Non segnò, ma servì due assist, uno dei quali perfetto, “alla Puskás”. Il Signa vinse 3-0, e il piccolo stadio esplose di gioia. Quella sera, al teatro comunale, le due squadre si ritrovarono per cena. C’erano vino, applausi, risate. Gli abitanti di Signa si misero in fila per stringergli la mano. Lui, timido e sorridente, parlava poco, ma quando qualcuno gli chiese se sarebbe tornato a giocare, rispose con un lampo negli occhi: “Il calcio non finisce mai, cambia solo campo”.

Puskás nel Real Madrid



Pochi mesi dopo, scaduta la squalifica, il Real Madrid lo chiamò. Non tutti ci credevano: “È vecchio, è grasso, è finito”. Ma Santiago Bernabéu, presidente e visionario, vide oltre. In tre mesi Puskás perse dieci chili, ritrovò la forma e tornò a disegnare calcio.

Con la maglia blanca segnò 156 gol in 180 partite, vinse tre Coppe dei Campioni e una Coppa Intercontinentale, quattro volte capocannoniere in Spagna, e divenne “Pancho”, idolo di Madrid e del mondo. La sua carriera ripartì proprio da quella scintilla accesa tra Bordighera e Signa, in un pomeriggio toscano di nebbia e amicizia.

Oggi, a Signa, quel giorno non è un ricordo lontano. Nel 2016 il nuovo centro sportivo della città è stato intitolato a Ferenc Puskás, come omaggio a una leggenda che scelse di scendere tra la gente, anche solo per un’ora di gioco.

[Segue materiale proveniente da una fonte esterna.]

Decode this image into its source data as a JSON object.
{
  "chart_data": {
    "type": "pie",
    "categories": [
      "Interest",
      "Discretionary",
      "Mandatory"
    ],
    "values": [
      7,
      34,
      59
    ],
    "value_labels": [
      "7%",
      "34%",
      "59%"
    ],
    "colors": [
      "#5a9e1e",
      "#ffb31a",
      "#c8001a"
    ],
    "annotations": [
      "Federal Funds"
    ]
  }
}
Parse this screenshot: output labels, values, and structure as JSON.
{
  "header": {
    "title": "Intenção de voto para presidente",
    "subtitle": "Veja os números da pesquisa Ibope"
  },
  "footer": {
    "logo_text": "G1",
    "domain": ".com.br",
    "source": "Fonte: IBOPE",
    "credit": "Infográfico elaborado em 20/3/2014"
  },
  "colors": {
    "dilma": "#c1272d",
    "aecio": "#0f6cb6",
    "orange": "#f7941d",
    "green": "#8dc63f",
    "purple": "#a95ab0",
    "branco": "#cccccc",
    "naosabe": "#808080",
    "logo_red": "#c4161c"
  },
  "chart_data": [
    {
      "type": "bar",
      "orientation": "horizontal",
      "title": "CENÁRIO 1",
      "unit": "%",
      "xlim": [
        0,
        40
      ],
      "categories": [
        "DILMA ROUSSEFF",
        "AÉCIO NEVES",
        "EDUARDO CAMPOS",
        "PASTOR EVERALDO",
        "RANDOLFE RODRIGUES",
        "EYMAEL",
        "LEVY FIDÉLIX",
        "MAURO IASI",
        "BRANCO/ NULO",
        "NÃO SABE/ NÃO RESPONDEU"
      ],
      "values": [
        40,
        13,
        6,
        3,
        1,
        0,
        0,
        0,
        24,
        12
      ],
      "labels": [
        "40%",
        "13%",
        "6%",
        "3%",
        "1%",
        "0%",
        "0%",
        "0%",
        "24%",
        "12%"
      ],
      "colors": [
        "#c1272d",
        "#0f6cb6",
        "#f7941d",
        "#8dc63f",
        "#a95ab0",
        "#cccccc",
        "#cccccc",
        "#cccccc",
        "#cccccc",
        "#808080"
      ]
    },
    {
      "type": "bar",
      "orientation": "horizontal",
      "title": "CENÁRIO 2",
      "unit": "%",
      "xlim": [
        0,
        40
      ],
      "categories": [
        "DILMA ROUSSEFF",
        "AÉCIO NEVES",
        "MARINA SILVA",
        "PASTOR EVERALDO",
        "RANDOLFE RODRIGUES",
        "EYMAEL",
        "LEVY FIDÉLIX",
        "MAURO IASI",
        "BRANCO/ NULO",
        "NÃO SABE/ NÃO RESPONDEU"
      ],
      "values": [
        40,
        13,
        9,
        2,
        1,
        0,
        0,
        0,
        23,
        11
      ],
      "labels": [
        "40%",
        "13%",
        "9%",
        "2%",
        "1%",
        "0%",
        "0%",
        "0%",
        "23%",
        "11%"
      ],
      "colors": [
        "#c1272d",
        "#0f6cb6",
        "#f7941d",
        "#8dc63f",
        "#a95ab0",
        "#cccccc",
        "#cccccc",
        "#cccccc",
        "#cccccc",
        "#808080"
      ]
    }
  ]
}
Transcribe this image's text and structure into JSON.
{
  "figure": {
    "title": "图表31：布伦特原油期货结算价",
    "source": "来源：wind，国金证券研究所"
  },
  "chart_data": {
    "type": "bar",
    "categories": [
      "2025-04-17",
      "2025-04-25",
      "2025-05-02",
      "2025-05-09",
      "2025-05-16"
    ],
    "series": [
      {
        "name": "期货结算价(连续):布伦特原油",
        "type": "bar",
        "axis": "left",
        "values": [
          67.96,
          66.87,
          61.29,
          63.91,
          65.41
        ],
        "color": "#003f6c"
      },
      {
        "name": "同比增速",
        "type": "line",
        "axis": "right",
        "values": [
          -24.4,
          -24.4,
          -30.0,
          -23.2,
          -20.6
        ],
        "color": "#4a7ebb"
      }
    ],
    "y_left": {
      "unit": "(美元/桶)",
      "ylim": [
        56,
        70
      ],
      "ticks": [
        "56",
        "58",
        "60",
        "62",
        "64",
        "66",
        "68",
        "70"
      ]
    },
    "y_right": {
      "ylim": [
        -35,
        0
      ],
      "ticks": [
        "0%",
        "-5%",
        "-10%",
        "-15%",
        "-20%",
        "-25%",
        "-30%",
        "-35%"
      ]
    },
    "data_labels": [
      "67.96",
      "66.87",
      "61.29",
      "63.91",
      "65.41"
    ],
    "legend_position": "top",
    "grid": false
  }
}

Tra via del Crocifisso e il rumore dei treni, i bambini che tirano calci al pallone non sanno forse chi fosse davvero quel nome sulla targa, ma nel rimbalzo sgraziato della palla sul terreno, tra fango e sogni, rivive per un attimo lo spirito di quell’uomo venuto da lontano. Perché il calcio, come la vita, a volte si misura non nei trofei, ma nei gesti semplici. E quel giorno di gennaio, a Signa, Ferenc Puskás insegnò proprio questo: che anche un campione, quando gioca con il cuore, può rendere eterno un campo di periferia.